In Sanger reads, 16S rRNA genes were amplified with the universal primers 27F (5′-AGAGTTTGATCMTGGCTCAG-3′) and 1525R (5′-AAGGAGGTGWTCCARCC-3′), and sequences were analyzed on a Type 3730xl DNA Analyzer (Applied Biosystems, Foster City, CA, USA) using the 27F primer. As for the Sanger reads, sequences that did not contain a perfect match with the 518R primer sequence were removed. The remaining sequences designated S665R-109F (corresponding to 109–665 bp of Escherichia coli 16S rRNA gene) were used to simulate the effect of read length on the taxonomic assignment of 16S rRNA gene reads. Regions corresponding to the first 250, 300, and 350 bases of the 518R primer were independently retrieved from the region between the 518R and 109F primers, and were designated S518R-250, -300, and -350 samples (Fig. 1). The region between primers 518R and 109F (S518R-109F) was retrieved from the S665R-109F sample with the RDP Pyrosequencing Pipeline tool (http://pyro.cme.msu.edu/init/form.spr) for maximum edit distances of primer 518R=0 and of primer 109F (5′-ACGGGTGM-GTAACRCGT-3′)=2. Potentially chimeric sequences were removed with Chimera Slayer software (4, 16) with default parameters. The remaining sequences were used in independent phylogenetic analyses. Among the Sanger samples analyzed using the RDP MultiClassifier tool with a minimum support threshold of 80%, the phylogenetic compositions of all simulated samples were almost identical to that of the S665R-109F sample down to family level (Figs. 2A and 2C). Those of the S518R-109F and S518R-350 samples were almost identical to that of the S665R-109F sample at the genus level (Fig. 2E), except that Methylocystis was not detected in the former two; however, the relative abundances of Bradyrhizobium and Methylosinus in the S518R-300 and -250 samples were much lower than in the other Sanger samples (Fig. 2E). Among the 454 samples also, the relative abundances of Bradyrhizobium and Methylosinus in P518R-300 and -250 were much lower than those in the other 454 samples (Fig. 2F). These results suggest that most of the Bradyrhizobium and Methylosinus reads could not be classified accurately by using the region corresponding to the first 250 to 300 bases of the 518R primer.
Fig. 2

Phylogenetic compositions of 16S rRNA libraries of Sanger sample (S665R-109F), 454 sample (P518R-27F) and simulated samples with different lengths retrieved from the original samples. A, C, E, F, G and I: Profiles of Sanger samples at class, family, and genus levels. B, D, F, H and J: Profiles of 454 samples at class, family, and genus levels (means of three independent analyses). Taxonomic assignment was conducted using RDP MultipleClassifier with a minimum support threshold of 80% (A–F) and 50% (G–H), and using BLASTN with hit length coverage ≥90% and similarity ≥90% (I–J). Original data of A–F and I–J are shown in Table S1.

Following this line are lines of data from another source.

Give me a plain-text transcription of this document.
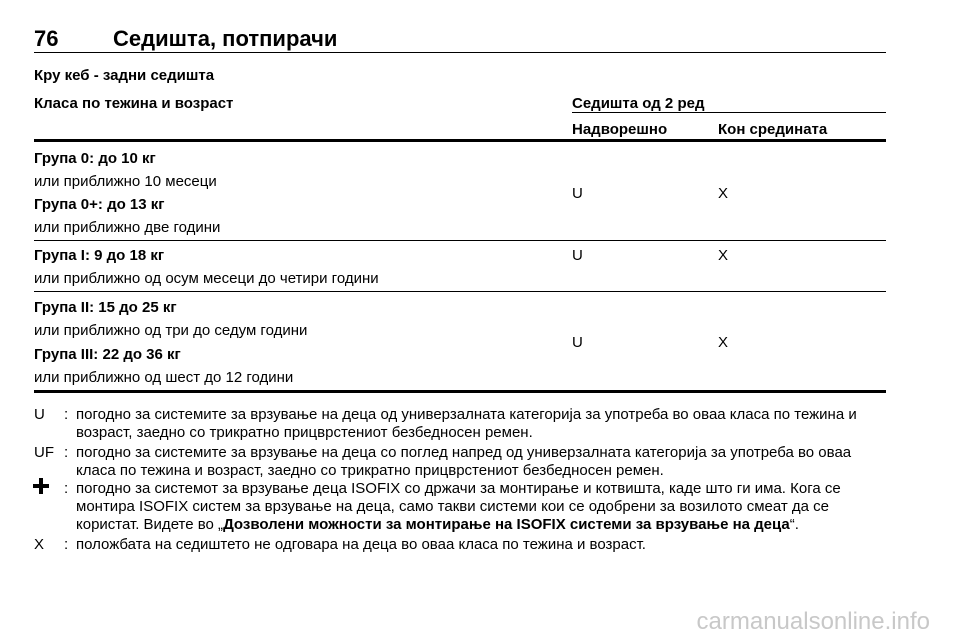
76 Седишта, потпирачи
Кру кеб - задни седишта
Класа по тежина и возраст	Седишта од 2 ред
Надворешно	Кон средината
Група 0: до 10 кг
или приближно 10 месеци
Група 0+: до 13 кг
или приближно две години
U	X
Група I: 9 до 18 кг
или приближно од осум месеци до четири години
U	X
Група II: 15 до 25 кг
или приближно од три до седум години
Група III: 22 до 36 кг
или приближно од шест до 12 години
U	X
U : погодно за системите за врзување на деца од универзалната категорија за употреба во оваа класа по тежина и возраст, заедно со трикратно прицврстениот безбедносен ремен.
UF : погодно за системите за врзување на деца со поглед напред од универзалната категорија за употреба во оваа класа по тежина и возраст, заедно со трикратно прицврстениот безбедносен ремен.
: погодно за системот за врзување деца ISOFIX со држачи за монтирање и котвишта, каде што ги има. Кога се монтира ISOFIX систем за врзување на деца, само такви системи кои се одобрени за возилото смеат да се користат. Видете во „Дозволени можности за монтирање на ISOFIX системи за врзување на деца“.
X : положбата на седиштето не одговара на деца во оваа класа по тежина и возраст.
carmanualsonline.info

Among the 454 samples analyzed using the RDP Multi-Classifier tool with a minimum support threshold of 80%, P518R-400, P518R-109F, P518R-350, and P518R-300 and P518R-250 showed almost identical phylogenetic compositions down to family level (Fig. 2B, 2D, 2F) On the other hand, P518R-27F showed a higher abundance of Alphaproteobacteria than the other 454 samples (Fig. 2B), which was due mostly to the high abundance of Bradyrhizobiaceae and Methylocystaceae (Fig. 2D). Interestingly, the relative abundance of Bradyrhizobium was much higher in P518R-27F than that in the other 454 samples (Fig. 2F), suggesting that some Bradyrhizobium reads could not be classified accurately by using the region corresponding to the first 250 to 400 bases of the 518R primer. To assess the read length effect in the taxonomic assignment of Bradyrhizobium reads, we retrieved the regions corresponding to the first 250, 300, 350, and 400 bases of the 518R primer from the reads assigned as Bradyrhizobium in the P518R-27F sample and analyzed them independently. Although more than 99% of the reads were correctly classified to family level in all simulated data sets, the accuracy of phylogenetic assignment at genus level depended largely on read length (Fig. 3). These results suggest that the P518R-400 and shorter samples are inappropriate for surveying the relative abundance of Bradyrhizobium. Although the region between 518R and 27F would be practical for surveying the relative abundance of Bradyrhizobium and Methylosinus, the relative abundance of the clostridia (Firmicutes) was much lower in P518R-27F than in the other 454 samples, suggesting that the region between primers 518R and 27F was not suitable for detecting Firmicutes.
Fig. 3

Proportions of reads assigned as Bradyrhizobium by use of partial Bradyrhizobium sequences with different lengths retrieved from Bradyrhizobium reads in P518R-27F sample. Taxonomic assignment was conducted using RDP MultipleClassifie with a minimum support threshold of 80%.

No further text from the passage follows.